Digital Globe image of southern section of Northern Patagonia Icefield, with black arrow indicating downwasting tributary from the east flowing into HPN4 Glacier.
Figure 2 from Willis et al (2012) indicating thinning of NPI glaciers from 2000-2011, the blue arrow indicates the downwasting tributary of interest flowing into HPN4 Glacier from the east.
Ice Flow direction for HPN4 Glacier and the downwasting tributary (DT). The flow diagram above indicates the converging flow of the downwasting tributary and HPN4, that meet at the medial moraine.
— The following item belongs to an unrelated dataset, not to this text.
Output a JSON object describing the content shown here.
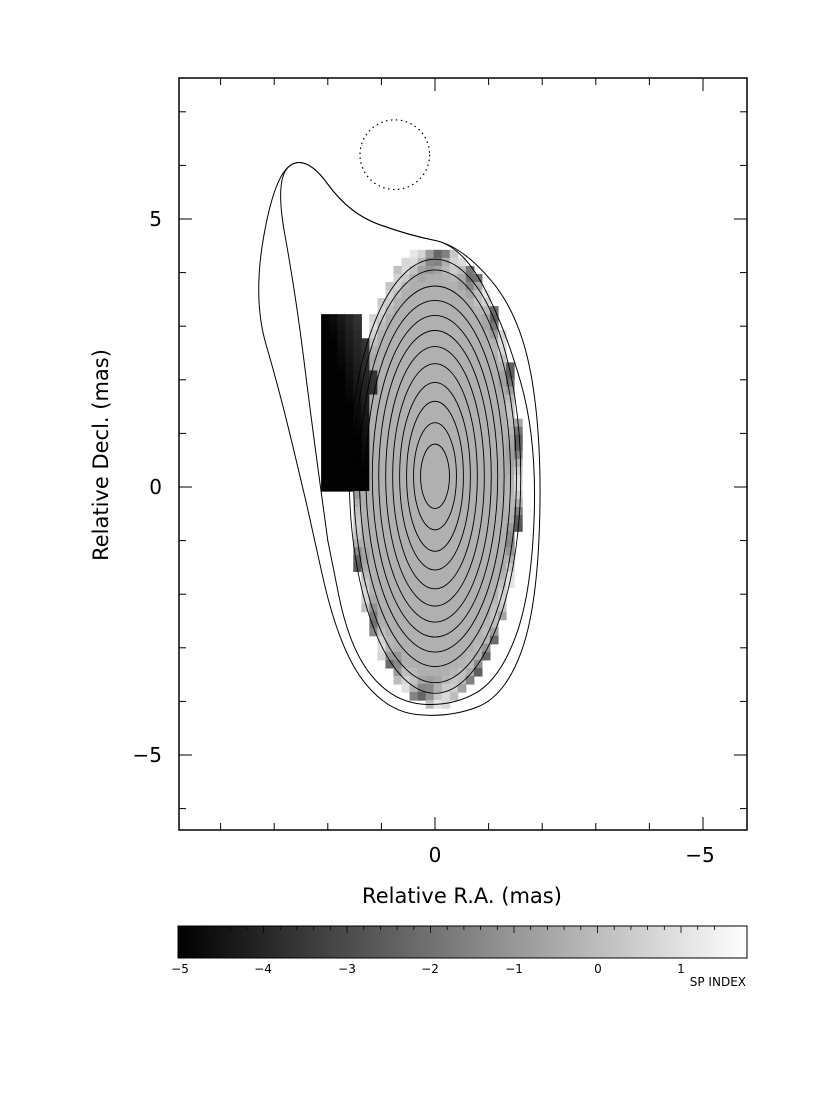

In 1987 there are five contributing glacier tongues to the downwasting tributary, each indicated with a red arrow. It is like a bathtub being filled with five taps at once. The yellow arrow indicates a medial moraine at the mouth of the valley, signalling the lack of current contribution of the downwasting tributary to HPN4 Glacier. By 2004 only three of the contributing glacier tongues still merged with the downwasting tributary, and two of these are much more tentative. The medial moraine has shifted east indicating that the main HPN4 Glacier is now flowing into the valley instead of the downwasting tributary being a contributing tributary to HPN4. By 2014 there is only one contributing glacier tongue to the downwasting tributary, only one tap for this draining bathtub, the other four contributing tongues have retreated from contact with the downwasting tributary. The medial moraine has spread eastward and some fringing proglacial/subglacial lakes are evident. In 2015 the only change is that the rifting near the medial moraine is more pronounced. A closeup 2013 Digital Globe image indicates both fringing ponds-blue arrows, rifts caused by varying flotation-green arrows and expanding supraglacial ponds, red arrows. The rifts are a sign of instability and typically lead to break up of this portion of the terminus. The downwasting tributary continues to demise faster than HPN4 Glacier, which crosses the valley mouth, hence it is likely that a glacier dammed lake will form and that HPN4 Glacier will continue to flow further east up this valley, which could offset some of the downwasting and lake development. In either case this redirected flow of HPN4 into a high ablation valley, will help encourage a faster retreat of the main terminus. How large the lakes gets and how much of the time it is filled are difficult to speculate upon. Analogs for this type of lake are seen at. Allemania Glacier (Lago Martinic) and Baird Glacier (Witches Cauldron) . Schaefer et al (2013) discuss the HPN4 Glacier because the main terminus has changed little given its modelled mass balance, and the modelled mass balance to the east appears too negative, which they suggest indicates wind redistribution from the HPN4 to the Pared Sud Glacier just east. That is a challenge to sort out without some ground truth.
1987 Landsat image
2004 Landsat image
2014 Landsat image-not the fringing blue indicating trapped sub-glacial/proglacial lake.